The Yugo is a lemon -- or maybe a pumpkin -- but it's a fitting carriage for the stop/start, frequently stalled, roll backwards, jump forwards relationship between Nick and Norah. They've got issues, those crazy kids. They're ironic, sarcastic, cool, and dorky hipster geeks with an endless capacity to gab about matters of grave importance (on the relative merits of The Cure, for instance), and about nothing at all. They're also full of adolescent self-doubt, and they're basically decent, sweet people. Norah, whose father is a famous record producer, can get into any nightclub in the city, but she's never sure if anyone likes her for that, or for herself. (Maybe she should stop hanging around with mooching musicians.) Nick isn't over Tris, and Tris is a high maintenance, mixed-signal-sending girlfriend, even when she's an ex-girlfriend. Nick's cutie-pie bandmates act as infinitely patient matchmakers throughout the night for Nick and Norah, the obvious and oblivious soulmates. Nick and Norah's Infinite Playlist treats these emotionally charged relationships with the kind of seriousness and sympathy that they rarely get in movies, which tend to view the complex and messed up relationships of adolescence as a passing and ultimately insignificant phase (and a source of puerile humor) rather than as a permanent part of the human condition.

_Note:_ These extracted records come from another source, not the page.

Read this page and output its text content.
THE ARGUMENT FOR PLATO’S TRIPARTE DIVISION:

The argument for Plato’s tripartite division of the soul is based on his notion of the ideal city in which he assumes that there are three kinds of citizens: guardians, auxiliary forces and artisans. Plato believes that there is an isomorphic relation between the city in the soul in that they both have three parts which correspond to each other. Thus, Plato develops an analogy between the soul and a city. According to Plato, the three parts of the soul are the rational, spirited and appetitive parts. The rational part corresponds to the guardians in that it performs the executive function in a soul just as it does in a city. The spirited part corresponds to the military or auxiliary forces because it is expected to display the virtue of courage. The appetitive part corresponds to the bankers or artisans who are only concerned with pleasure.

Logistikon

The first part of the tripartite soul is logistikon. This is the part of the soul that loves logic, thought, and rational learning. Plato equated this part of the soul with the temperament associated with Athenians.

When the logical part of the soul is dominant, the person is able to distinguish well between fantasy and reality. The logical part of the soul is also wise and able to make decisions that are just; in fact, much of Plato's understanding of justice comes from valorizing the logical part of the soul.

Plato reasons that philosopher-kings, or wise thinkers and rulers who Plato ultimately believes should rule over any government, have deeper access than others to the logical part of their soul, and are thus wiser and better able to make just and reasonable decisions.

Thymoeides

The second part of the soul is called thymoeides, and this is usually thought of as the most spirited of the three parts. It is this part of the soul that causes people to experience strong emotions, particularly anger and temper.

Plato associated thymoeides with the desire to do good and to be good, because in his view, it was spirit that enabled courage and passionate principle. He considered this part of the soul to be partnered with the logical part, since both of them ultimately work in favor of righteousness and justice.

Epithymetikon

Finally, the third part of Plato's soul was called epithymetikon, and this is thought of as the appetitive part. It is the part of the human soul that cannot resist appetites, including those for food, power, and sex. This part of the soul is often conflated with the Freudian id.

Ah, but the movie's not all serious. There's fun to be had too, and the infinite playground is an enchanted, sparkling version of the city, filled with like-minded, club-hopping kids in an über-tolerant, ebony-and-ivory-and-everything-in-between, gay-straight, drunk-sober melting pot in which the secret ingredient is the shared love of music -- the more insidery and alternative, the better. The worst things that can happen to a reckless kid in the big city -- the things that keep the parents of teenagers awake all night -- never do happen, and can't possibly happen, because Nick and Norah's sugar-sprinkled neon city is a fairy tale place open only to teenagers, with their fierce hearts and fearless ability to dance on the border between carefree childhood and careworn adulthood. (Caroline descends into the yuckiest, grungiest depths of the enchanted kingdom -- the Port Authority Bus Terminal -- in a scene that is suitably and hilariously disgusting.) It's a place of infinite possibilities when viewed through the filter of an authentic (but charmed) high school sensibility. Director Peter Sollett avoids teensploitation prurience and moralizing finger-wagging, maintaining a breezy and benign aimlessness that recalls how an all-nighter can feel all-too-brief when you're young and (maybe, kinda, possibly, starting to be) in love.